Widow Jane Mine


Useful Information

Location: Century House Historical District, 668 NY-213 Rosendale, New York.
(41.8416, -74.0988)
Open: All year daily 10-16.
Mine closed during winter while frozen.
[2021]
Fee: free, donations welcome.
[2021]
Classification: ExplainLimestone Quarries and Mines
Light: bring torch
Dimension:
Guided tours: self guided
Photography: allowed
Accessibility: no
Bibliography: Dietrich Werner, Kurtis C. Burmeister (2007): An Overview of the History and Economic Geology of the Natural Cement Industry at Rosendale, Ulster County, New York, Journal of ASTM International, Vol. 4, No. 6 Paper ID JAI100672 (June 2007). researchgate
Harold Rollin Wanless (1921): Final Report on the Geology of the Rosendale Cement District, Princeton University, 1921. Google Books
Address: Widow Jane Mine, Century House Historical District, 668 NY-213, P.O. Box 150, Rosendale, New York 12472-0150, Tel: +1-845-658-9900. E-mail:
As far as we know this information was accurate when it was published (see years in brackets), but may have changed since then.
Please check rates and details directly with the companies in question if you need more recent info.

History

1825 discovery of huge deposits of dolomite limestone.
1970 mine closed.

Geology

The Rosendale region of southeastern New York State is known as the source of natural cement. Rosendales reputation stems from the unique composition of the clay-rich layers of dolostone in the Upper Silurian Rondout Formation, from which it was manufactured.

Description

Widow Jane Mine is an abandoned limestone mine, the limestone was used for cement production. The mine was closed in 1970, and since then used as a mushroom farm, trout nursery, supplier of whisky water, performance venue, and a recording studio. The mine was named after Jane LeFever (LeFevre) Snyder (26-NOV-1820 - 15-APR-1904). Her husband James Snyder died in 1852 at the age of 33 and she was 52 years a widow. She was the sister in law of Andrew J. Snyder I who ran the Synder & Sons Cement company on the estate.

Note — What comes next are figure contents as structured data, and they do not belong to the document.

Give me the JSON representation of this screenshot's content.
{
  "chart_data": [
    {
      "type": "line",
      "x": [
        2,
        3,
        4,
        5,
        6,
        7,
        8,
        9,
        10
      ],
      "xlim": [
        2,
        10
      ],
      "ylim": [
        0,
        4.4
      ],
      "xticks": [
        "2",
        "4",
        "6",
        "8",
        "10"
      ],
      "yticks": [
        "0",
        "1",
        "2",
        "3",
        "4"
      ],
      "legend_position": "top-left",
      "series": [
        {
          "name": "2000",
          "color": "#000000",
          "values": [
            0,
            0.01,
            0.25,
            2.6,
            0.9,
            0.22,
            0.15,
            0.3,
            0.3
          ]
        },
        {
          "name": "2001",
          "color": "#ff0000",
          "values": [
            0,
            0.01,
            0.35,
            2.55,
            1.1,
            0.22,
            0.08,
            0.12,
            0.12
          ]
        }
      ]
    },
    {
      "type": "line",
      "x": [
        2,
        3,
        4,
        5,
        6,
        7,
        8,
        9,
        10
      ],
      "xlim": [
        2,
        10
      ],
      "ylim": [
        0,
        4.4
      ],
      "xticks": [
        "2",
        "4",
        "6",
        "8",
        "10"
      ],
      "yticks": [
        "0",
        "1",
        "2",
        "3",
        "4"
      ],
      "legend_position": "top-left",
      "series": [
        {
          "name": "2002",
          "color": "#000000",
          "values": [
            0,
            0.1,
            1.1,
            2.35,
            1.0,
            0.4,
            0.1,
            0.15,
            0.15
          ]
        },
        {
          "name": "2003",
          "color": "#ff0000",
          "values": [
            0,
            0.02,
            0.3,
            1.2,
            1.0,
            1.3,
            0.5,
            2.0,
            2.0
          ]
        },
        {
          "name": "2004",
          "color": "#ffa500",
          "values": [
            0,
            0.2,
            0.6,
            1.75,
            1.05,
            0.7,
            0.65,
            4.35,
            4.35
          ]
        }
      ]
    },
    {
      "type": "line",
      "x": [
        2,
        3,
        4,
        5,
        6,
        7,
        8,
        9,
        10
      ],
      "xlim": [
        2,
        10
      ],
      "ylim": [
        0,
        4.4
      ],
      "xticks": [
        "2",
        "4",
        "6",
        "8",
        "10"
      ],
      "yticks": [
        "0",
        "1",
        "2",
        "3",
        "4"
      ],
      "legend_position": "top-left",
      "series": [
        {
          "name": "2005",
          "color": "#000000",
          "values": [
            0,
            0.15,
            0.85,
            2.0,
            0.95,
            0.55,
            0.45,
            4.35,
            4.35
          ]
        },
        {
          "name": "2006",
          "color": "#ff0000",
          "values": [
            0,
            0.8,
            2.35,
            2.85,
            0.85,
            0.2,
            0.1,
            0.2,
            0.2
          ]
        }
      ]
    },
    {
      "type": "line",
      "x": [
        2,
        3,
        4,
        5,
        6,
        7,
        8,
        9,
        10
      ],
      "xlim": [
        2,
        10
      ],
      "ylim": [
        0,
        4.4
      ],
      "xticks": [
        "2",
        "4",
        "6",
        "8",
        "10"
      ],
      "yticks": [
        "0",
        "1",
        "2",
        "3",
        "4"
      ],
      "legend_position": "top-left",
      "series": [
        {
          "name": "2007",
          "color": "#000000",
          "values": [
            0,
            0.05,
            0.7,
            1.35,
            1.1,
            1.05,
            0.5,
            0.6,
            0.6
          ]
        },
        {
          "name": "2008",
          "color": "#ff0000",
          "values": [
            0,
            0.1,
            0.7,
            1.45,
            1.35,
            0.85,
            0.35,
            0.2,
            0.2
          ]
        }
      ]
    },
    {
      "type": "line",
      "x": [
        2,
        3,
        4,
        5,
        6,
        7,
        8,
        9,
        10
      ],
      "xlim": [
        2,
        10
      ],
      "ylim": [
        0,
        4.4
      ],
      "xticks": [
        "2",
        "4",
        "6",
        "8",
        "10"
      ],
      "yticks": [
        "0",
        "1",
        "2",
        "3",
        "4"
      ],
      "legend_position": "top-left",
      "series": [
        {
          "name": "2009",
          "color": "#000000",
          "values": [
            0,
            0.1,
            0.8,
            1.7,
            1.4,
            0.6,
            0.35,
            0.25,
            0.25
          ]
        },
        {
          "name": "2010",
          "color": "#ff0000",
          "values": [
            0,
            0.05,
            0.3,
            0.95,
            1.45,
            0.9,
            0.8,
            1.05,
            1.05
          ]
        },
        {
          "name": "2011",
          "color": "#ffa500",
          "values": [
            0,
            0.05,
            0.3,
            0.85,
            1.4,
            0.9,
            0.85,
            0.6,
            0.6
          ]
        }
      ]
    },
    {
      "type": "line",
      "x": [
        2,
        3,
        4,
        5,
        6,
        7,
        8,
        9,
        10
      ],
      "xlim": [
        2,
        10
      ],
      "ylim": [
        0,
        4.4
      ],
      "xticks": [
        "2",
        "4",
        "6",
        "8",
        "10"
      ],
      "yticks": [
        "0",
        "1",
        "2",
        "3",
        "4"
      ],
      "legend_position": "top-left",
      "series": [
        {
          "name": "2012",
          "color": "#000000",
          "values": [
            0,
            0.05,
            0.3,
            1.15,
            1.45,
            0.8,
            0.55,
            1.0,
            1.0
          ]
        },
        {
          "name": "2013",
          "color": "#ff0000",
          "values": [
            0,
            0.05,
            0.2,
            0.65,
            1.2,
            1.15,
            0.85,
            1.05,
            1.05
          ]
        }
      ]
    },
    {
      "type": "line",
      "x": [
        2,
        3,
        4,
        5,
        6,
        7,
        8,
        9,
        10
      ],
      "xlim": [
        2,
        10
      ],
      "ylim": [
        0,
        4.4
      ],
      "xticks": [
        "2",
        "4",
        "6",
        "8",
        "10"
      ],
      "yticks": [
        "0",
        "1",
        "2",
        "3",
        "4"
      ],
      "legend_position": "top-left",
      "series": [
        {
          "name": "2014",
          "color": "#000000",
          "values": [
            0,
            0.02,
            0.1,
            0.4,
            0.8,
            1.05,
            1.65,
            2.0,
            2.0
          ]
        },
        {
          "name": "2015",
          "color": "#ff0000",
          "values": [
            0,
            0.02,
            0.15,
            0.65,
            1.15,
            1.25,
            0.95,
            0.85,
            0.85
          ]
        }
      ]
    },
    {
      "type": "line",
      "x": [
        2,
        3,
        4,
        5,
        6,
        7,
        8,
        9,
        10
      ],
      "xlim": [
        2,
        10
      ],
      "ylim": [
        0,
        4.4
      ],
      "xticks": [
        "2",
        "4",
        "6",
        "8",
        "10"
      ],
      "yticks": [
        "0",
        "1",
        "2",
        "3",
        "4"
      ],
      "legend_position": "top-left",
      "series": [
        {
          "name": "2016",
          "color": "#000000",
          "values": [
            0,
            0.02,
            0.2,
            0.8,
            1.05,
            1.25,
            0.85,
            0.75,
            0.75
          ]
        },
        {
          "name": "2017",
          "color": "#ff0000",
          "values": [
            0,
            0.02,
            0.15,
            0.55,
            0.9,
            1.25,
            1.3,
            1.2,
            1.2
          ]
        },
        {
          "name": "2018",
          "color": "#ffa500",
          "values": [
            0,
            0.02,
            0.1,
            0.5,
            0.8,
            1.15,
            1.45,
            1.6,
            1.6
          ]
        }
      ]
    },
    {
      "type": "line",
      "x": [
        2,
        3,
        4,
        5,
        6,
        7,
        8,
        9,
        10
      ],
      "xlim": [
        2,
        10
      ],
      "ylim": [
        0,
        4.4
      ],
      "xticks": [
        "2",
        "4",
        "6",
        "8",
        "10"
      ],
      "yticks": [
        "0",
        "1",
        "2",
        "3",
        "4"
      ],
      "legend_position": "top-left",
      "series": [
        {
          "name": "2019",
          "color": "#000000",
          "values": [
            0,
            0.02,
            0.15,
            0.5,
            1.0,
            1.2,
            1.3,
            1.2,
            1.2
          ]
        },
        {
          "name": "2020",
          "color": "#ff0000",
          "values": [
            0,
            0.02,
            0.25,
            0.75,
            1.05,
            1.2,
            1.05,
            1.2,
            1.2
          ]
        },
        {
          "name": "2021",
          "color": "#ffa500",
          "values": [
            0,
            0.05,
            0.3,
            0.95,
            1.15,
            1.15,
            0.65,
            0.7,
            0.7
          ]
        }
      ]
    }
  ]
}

Despite the locally used term "natural cement", cement is obviously not natural. It is created from limestone by burning the limestone in kilns, cracking, and grinding. In the early times this process was very labor-intensive. The dolostone was mined underground in the traditional room-and-pillar technique, by mining the dolostone in parallel passages in two directions. As a result a regular pattern of pillars remained, which support the roof of the mine. The dolostones in the Rosendale region from strongly deformed stratas, which resulted in rather strangely formed mines, some of them are real engineering marvels. The superior quality of Rosendale cement is a result of the chemical properties of the limestone, which is dolomitised, contains a certain amount of clay, but is otherwise very pure.